Sierra Leone authorities have imposed a three-day lockdown to curb the spread of Ebola, with the entire population ordered to stay at home.
There is a two-hour exemption on Friday to allow Muslim prayers and a 5-hour window for Christians on Sunday.
Volunteers are going door-to-door, looking for people with signs of the disease and reminding others how to stay safe.
Dozens of new cases are still being reported in Sierra Leone every week.
This lockdown comes amidst some rare good news. According to official figures from the World Health Organization, there were just 33 new confirmed cases last week – the lowest number since June 2014.
With these falling figures there is danger of growing complacency, the government says.

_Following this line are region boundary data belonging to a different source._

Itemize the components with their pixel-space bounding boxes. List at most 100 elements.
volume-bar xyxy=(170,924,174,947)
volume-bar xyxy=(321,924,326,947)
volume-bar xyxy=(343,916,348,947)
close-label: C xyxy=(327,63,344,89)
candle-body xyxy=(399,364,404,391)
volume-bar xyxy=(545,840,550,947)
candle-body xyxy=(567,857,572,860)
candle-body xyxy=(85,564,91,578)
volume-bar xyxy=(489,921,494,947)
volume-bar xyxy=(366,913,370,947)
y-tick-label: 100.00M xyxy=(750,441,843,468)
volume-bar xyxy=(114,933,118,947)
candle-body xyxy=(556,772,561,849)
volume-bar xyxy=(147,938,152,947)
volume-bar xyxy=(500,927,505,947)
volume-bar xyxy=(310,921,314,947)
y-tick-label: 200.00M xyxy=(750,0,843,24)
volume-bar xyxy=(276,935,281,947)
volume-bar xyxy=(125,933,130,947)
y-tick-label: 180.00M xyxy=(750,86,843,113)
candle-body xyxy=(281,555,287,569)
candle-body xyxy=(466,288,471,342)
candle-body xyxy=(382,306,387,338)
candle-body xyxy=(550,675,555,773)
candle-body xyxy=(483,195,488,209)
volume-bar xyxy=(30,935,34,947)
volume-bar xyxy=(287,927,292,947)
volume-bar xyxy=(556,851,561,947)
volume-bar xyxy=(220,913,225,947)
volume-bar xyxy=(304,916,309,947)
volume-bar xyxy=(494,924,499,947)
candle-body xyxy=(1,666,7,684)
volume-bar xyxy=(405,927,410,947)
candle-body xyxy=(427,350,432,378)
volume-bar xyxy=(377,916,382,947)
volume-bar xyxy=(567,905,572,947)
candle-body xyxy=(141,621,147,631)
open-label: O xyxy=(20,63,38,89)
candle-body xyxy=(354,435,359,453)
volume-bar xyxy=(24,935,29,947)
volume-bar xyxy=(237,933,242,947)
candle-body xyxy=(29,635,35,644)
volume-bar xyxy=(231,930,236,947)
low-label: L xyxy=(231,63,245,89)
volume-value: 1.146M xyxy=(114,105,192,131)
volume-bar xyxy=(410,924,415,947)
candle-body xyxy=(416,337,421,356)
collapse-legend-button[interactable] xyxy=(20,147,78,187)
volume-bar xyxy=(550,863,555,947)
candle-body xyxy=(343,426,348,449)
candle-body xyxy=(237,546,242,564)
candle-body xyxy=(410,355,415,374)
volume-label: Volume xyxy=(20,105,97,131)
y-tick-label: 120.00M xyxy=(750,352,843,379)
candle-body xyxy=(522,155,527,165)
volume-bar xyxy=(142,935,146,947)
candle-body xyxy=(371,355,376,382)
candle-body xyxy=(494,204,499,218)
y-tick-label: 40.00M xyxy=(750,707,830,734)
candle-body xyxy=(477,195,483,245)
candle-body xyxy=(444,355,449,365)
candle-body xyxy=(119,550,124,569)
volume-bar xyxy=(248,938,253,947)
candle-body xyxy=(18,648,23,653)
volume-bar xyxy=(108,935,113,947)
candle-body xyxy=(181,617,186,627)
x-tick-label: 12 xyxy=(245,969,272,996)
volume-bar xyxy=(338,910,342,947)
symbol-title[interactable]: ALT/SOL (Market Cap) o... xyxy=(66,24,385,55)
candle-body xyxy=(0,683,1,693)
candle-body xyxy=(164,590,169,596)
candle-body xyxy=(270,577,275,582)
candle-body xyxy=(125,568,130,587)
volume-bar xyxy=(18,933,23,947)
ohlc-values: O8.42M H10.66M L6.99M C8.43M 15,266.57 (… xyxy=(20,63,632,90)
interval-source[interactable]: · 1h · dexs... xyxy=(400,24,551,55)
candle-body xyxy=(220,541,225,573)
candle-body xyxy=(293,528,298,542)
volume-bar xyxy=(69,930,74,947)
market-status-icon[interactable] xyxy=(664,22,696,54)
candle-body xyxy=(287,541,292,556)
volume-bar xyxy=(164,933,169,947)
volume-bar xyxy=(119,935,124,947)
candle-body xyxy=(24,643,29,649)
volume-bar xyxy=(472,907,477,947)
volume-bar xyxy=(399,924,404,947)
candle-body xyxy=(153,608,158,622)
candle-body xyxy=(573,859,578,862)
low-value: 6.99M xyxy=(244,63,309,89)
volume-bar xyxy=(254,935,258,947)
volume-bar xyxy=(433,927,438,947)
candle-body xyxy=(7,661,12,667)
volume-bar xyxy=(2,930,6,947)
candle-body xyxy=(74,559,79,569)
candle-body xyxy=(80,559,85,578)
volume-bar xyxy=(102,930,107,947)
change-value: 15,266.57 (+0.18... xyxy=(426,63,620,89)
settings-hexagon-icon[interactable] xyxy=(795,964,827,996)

This is one of the main reasons behind the lockdown – volunteers will remind people how to protect themselves against a virus that is still a real threat.
They will focus their efforts on northern and western areas where some infections still come as a surprise to officials – 16% of cases last week were not known Ebola contacts.
Experts have criticized previous stay-at-homes as too heavy-handed and top-down in their approach. Concerns were raised that some people did not have access to food.
The hope is, a year after the outbreak was declared, such logistical problems have been ironed out and that this measure will bring the country closer to its goal of zero Ebola infections by April 2015 – an ambitious target that is just two weeks away.